I’m a poet, with 10 books published with the Gallery Press in Ireland, including seven poetry collections, a translation of Eibhlín Dubh Ní Chonaill’s classic 18th-century Irish poem, “Lament for Art O’Leary,” and a book-length personal essay about art frames, middleness and growing older, “Four Sides Full.”

In addition to writing poems, I’ve had all sorts of jobs: I’ve worked as a shop assistant, secretary, waitress, curator, editor, film archivist and teacher. I’m currently a Senior Lecturer in poetry at the University of Manchester in the U.K., where I do my best to encourage students to read poems carefully, write them boldly and edit them minutely.

I’ve a new book of poems, “Double Negative,” coming out in Ireland in June: like all poets with a new book of poems, I’m convinced this will be the one to make me rich beyond my wildest dreams -- which may help with those plans to return to New York. Failing that, I hope for some new readers, and for those who’ve kept with me over the past 25 years of publishing to keep with me a while more.

Will you be returning to your usual routine?

I’d be sorry if I did.
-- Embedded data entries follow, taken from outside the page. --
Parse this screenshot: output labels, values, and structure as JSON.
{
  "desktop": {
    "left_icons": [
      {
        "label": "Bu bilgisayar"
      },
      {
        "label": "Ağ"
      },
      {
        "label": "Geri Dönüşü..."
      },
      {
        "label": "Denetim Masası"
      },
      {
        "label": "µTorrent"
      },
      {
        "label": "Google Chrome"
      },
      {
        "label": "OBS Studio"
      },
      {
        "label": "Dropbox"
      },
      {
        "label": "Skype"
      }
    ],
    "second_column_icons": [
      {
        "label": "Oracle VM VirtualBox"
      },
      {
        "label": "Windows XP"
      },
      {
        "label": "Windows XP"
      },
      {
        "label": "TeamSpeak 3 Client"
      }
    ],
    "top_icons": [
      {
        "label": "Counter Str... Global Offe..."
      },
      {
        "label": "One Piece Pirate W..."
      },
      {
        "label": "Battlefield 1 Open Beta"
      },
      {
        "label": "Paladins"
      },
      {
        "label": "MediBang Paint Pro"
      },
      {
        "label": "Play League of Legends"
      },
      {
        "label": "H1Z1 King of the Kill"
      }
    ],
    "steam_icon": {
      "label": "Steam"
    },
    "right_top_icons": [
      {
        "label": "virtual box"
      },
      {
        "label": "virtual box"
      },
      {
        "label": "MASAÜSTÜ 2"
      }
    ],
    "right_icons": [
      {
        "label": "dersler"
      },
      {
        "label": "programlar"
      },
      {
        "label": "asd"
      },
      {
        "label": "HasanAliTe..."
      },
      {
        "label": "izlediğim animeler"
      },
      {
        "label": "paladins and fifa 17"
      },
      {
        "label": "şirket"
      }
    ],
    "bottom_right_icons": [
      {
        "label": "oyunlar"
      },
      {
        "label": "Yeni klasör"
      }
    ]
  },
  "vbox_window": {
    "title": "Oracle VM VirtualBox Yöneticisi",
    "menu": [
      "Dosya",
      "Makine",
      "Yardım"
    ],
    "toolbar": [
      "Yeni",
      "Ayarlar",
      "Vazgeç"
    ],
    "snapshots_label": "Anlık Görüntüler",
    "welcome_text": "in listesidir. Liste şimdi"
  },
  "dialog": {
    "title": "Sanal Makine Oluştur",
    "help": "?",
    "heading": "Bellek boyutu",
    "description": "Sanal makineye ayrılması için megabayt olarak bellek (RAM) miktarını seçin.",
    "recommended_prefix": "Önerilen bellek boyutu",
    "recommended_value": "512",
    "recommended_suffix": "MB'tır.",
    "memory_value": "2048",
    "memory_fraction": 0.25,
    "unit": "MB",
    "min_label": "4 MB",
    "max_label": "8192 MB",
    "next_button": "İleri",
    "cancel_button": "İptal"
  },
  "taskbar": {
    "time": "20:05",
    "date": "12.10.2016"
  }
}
What I’d really like is to smuggle some of the time and attention I’ve been able to dedicate to my writing over the term of the Cullman Fellowship back into that usual routine so it becomes, well, a bit more unusual. I feel I have a few more books in me and I’d like to make them as good as I possibly can. For them to be good, they’ll need to be surprising, at least to me. So that’s what I want to do: I want to go home and surprise myself. And try not to miss this New York whirligig too much, with all its wild color and flash!